-
Notifications
You must be signed in to change notification settings - Fork 329
Description
Context
Every API with render targets has at least the following load ops:
- Load, where the initial value of the pixel in the renderpass will be loaded from memory
- Clear, where they will be set to a constant value
- Don't care, where they can be any value and the app will overwrite the value anyway
Likewise every API has at least the following store ops:
- Store, where the value is written to memory
- Discard, where the stored value is undefined (and can just not be written)
- Resolve, for multisample attachments (although it is part of the subpass description in Vulkan)
"Clear", "Don't care" and "Discard" are extremely important on tiler GPUs because they allow skipping memory operations are the beginning and end of render passes and save a lot of power on mobile platforms.
(side note: Vulkan resolve attachments are part of pipeline compatibility, this will be mildly annoying)
Proposal 1
"Don't care" is undefined value, which we don't want so WebGPU could expose only "Clear" which on mobile GPUs usually happen inside the tile memory and is super cheap.
"Discard" is undefined value too but "Store" is really expensive.
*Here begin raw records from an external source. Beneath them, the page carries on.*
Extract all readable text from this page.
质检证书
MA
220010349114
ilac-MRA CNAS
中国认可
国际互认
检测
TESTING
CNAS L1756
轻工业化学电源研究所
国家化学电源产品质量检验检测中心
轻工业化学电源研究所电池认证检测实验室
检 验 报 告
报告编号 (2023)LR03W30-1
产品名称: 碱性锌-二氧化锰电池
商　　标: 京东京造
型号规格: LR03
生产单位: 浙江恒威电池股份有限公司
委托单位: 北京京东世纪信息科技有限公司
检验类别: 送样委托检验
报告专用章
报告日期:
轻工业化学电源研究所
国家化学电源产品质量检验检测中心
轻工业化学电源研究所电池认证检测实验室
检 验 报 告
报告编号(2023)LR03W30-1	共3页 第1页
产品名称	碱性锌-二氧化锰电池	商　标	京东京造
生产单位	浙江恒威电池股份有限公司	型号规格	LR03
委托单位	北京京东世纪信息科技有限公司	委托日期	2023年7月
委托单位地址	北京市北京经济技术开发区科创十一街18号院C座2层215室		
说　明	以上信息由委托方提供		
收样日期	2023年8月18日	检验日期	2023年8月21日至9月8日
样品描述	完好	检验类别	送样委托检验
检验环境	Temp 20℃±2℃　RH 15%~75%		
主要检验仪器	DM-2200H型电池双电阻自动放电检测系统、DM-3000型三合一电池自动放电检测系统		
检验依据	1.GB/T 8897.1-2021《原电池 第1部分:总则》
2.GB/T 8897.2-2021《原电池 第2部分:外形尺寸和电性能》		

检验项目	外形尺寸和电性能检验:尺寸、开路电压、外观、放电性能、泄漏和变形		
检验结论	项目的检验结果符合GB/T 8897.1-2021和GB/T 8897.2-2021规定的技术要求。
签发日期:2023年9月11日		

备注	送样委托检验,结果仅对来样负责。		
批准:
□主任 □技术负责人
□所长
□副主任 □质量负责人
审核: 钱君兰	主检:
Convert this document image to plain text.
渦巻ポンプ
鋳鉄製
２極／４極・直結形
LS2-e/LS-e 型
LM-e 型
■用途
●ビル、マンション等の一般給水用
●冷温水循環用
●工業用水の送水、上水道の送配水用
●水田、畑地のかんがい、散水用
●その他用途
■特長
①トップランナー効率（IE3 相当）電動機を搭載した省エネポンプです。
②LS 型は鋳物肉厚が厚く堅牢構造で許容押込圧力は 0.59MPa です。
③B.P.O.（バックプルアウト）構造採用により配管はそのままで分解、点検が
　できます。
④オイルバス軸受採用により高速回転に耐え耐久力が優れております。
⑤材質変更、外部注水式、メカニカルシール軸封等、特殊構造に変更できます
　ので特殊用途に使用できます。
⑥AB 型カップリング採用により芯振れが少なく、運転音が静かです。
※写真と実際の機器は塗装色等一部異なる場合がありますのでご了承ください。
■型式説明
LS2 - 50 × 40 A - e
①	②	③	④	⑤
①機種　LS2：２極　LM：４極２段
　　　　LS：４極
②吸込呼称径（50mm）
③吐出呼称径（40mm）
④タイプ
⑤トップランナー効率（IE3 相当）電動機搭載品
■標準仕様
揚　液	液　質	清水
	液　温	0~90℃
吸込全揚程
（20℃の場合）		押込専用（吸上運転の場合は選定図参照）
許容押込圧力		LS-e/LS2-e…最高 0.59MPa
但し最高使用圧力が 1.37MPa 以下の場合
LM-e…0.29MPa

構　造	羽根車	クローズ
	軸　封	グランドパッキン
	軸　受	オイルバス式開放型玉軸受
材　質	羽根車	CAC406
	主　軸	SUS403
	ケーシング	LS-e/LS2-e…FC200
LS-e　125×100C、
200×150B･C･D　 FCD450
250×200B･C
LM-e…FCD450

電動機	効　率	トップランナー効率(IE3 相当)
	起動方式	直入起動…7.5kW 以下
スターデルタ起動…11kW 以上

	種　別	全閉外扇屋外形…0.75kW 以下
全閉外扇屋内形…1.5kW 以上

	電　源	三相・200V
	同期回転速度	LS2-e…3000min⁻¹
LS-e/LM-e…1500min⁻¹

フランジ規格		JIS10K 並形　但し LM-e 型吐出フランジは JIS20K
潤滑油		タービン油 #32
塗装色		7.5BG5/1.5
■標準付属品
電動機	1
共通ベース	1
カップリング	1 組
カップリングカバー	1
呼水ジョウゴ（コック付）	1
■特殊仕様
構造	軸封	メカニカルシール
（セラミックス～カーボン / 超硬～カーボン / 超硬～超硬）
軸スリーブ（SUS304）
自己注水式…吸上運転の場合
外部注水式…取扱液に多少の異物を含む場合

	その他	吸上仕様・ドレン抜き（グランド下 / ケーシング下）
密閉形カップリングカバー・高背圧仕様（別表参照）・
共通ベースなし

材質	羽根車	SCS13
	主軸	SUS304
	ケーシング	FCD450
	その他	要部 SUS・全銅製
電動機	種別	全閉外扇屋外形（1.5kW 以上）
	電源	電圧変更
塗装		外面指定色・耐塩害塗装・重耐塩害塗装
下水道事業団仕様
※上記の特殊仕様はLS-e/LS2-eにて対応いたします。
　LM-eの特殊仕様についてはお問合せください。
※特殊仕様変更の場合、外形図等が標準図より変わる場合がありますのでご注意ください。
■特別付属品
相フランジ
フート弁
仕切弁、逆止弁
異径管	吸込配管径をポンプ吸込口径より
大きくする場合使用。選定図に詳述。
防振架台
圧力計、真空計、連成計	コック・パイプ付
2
Instead we could have a "StoreZero" which acts as if it stores zeroes in the memory, but actually discards and clears lazily the next time the texture is used. If the next time the texture is used as loadOp "Clear" with zeroes, then that counts as a lazily clear and is cheap!
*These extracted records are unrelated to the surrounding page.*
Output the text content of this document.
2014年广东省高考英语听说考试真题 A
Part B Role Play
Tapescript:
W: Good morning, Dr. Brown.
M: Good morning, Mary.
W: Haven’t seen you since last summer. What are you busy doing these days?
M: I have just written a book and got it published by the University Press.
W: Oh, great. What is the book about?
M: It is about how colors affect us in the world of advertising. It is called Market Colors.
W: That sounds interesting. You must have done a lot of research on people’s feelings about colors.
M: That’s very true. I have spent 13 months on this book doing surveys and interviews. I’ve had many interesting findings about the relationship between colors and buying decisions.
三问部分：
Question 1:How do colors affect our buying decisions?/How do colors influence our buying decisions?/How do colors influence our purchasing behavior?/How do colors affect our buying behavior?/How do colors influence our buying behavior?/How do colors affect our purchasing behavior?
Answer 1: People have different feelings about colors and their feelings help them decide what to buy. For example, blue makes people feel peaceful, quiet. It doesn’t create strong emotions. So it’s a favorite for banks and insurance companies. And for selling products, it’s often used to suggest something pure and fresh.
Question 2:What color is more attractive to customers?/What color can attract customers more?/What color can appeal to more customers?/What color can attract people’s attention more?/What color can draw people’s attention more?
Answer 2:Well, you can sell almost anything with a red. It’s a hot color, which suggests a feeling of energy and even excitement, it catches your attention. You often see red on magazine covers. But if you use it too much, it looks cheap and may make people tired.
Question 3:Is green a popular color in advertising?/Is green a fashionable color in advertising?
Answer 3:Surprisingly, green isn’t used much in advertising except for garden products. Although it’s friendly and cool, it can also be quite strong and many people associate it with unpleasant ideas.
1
So the way to make transient attachments efficient would be to loadOp "Clear" with zeroes and "StoreZero" at the end.
The issue with proposal 1
Proposal 1 would work great on tilers who can clear in the tile cache, but what about immediate-mode GPUs or tiler GPUs without an explicit tile cache? For these "Clear" zero and "StoreZero" could cause the following to happen:
- The texture is clear to zero outside the render pass
- The render pass starts, loading pixel values (no tile-cache clearing)
- The render pass ends, storing pixel values (no discard)
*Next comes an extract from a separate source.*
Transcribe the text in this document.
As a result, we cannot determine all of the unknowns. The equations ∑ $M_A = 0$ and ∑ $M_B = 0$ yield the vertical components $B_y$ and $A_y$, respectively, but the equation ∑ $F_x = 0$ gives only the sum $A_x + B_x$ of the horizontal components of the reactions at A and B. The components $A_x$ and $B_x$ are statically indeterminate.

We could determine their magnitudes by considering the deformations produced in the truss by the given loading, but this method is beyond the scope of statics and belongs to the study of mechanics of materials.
This would be even worse than "Load" and "Store" because an additional clear happens.
Proposal 2
Have the following load ops:
- Load
- Clear
- LoadOrClearZero where all pixel values will start at zero, or all pixel values will start at the previously stored value.
Have the following store ops:
- Store
- StoreZero
- StoreOrStoreZero where all pixels get zero stored (lazily) or all pixels get stored the final value.
Using LoadOrClearZero and StoreOrStoreZero will allow the WebGPU implementation to choose the optimal load and store ops based on the underlying hardware without exposing them but few differences for the application.